A way of active living:

Science shows that nutrition is key to maintain an active life. Proper nutrients in a well-tailored diet along with physical activities help store calcium in the bones thus maintaining the bone and body health efficiently. Jogging, swimming, cycling, skating, rowing, dancing, even brisk walking or light aerobics may make life better with a healthy body, flexible muscles and peaceful mind.

Dietary sources of calcium:

Calcium is present in a wide variety of foods. All dairy products except butter, leafy green vegetables, nuts and seeds (almonds, sesame seeds), boiled broccoli, dried figs, cheddar cheese, soya cheese, tofu and dried fruits are all good sources of calcium for vegetarians. Most flour is fortified with calcium carbonate, so cereals can also be a good source of calcium.

Deficiency symptoms:

Retarded growth and deformed or brittle bones in children, dental caries and osteoporosis in adults are the common deficiency symptoms.

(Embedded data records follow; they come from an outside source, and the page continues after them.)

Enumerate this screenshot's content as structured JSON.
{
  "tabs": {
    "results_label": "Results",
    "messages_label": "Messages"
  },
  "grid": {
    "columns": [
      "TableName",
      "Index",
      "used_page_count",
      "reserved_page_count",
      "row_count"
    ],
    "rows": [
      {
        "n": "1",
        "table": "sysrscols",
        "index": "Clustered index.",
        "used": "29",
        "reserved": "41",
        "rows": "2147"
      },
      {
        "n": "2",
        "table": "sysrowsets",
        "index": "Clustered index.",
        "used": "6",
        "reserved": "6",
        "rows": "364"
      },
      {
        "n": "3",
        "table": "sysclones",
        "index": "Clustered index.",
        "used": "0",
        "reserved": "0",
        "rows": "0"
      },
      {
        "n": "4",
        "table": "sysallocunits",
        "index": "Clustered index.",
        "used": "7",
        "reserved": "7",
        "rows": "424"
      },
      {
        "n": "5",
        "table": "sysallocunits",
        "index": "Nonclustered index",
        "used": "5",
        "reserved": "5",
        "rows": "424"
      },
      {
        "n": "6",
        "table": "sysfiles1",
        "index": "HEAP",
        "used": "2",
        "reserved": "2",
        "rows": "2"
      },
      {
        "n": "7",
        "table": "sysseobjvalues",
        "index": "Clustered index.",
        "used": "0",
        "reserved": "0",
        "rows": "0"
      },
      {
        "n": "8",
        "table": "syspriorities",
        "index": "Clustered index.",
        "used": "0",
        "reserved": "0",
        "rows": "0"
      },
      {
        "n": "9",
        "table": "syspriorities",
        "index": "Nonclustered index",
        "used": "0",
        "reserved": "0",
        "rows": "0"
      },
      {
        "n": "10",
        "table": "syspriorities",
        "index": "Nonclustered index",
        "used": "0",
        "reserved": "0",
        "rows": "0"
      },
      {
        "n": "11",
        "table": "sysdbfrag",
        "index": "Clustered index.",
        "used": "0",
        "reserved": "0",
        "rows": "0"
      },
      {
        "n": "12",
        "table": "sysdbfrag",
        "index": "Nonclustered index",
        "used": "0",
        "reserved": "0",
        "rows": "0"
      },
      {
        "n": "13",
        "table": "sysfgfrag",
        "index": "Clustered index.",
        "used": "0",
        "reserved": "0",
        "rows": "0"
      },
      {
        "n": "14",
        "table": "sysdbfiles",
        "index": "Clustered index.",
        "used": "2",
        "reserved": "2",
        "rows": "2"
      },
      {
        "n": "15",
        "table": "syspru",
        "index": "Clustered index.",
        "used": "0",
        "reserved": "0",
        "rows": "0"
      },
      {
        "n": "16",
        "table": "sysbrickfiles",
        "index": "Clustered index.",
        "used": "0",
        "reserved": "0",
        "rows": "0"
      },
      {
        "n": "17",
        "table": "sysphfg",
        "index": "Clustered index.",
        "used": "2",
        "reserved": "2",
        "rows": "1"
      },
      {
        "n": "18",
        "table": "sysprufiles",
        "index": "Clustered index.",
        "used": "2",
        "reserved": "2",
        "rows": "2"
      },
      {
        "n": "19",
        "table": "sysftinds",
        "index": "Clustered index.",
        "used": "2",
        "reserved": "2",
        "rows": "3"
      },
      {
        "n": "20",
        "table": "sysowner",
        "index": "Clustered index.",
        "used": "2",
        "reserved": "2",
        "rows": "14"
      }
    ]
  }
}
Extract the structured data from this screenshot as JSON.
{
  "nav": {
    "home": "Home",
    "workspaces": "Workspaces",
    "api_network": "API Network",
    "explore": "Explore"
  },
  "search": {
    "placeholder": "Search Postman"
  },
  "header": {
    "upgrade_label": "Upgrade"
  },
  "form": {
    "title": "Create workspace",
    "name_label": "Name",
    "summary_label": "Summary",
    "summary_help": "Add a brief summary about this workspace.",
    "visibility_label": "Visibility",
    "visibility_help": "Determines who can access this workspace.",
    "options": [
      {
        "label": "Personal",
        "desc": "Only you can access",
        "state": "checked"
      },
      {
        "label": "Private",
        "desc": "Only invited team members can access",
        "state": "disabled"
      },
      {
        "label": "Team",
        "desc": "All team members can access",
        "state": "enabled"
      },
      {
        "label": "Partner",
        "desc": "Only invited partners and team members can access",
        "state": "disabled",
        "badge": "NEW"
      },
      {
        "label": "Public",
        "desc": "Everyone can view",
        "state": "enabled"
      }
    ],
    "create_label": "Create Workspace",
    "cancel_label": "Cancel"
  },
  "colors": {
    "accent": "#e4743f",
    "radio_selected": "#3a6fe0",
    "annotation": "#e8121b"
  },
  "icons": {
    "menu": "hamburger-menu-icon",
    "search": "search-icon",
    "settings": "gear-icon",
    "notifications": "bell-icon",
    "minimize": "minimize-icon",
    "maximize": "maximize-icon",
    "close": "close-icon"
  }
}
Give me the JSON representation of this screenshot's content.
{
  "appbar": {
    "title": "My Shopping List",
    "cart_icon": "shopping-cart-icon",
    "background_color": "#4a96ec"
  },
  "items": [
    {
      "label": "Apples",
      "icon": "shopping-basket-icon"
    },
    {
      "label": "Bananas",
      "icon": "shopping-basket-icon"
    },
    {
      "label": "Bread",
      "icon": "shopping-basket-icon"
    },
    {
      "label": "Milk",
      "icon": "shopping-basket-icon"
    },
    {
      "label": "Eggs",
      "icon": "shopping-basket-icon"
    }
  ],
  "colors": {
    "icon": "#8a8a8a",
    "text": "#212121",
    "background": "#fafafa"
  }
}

A high protein diet can accelerate calcium loss, as can too much sodium and caffeine, postmenopausal hormone changes, lack of exercises and certain steroids. Fiber interferes with the absorption of calcium, particularly bean, nut, wheat bran or seed fiber. On the other hand, too much of calcium blocks the absorption of iron and zinc. Excess calcium in the blood can cause nausia, vomitting and calcium deposition in the heart and kidneys. This usually results from excessive doses of vitamin D and can be fatal in infants. Meat is a poor source of calcium.

Tip for pregnant women:

Calcium absorption from the gut increases and no additional calcium is generally needed. Pregnant adolescents are an exception to this, having particularly high calcium needs. Breast feeding women need an extra 550 milligram of calcium. A lactating woman can lose up to 300 milligram of calcium per day in breast milk.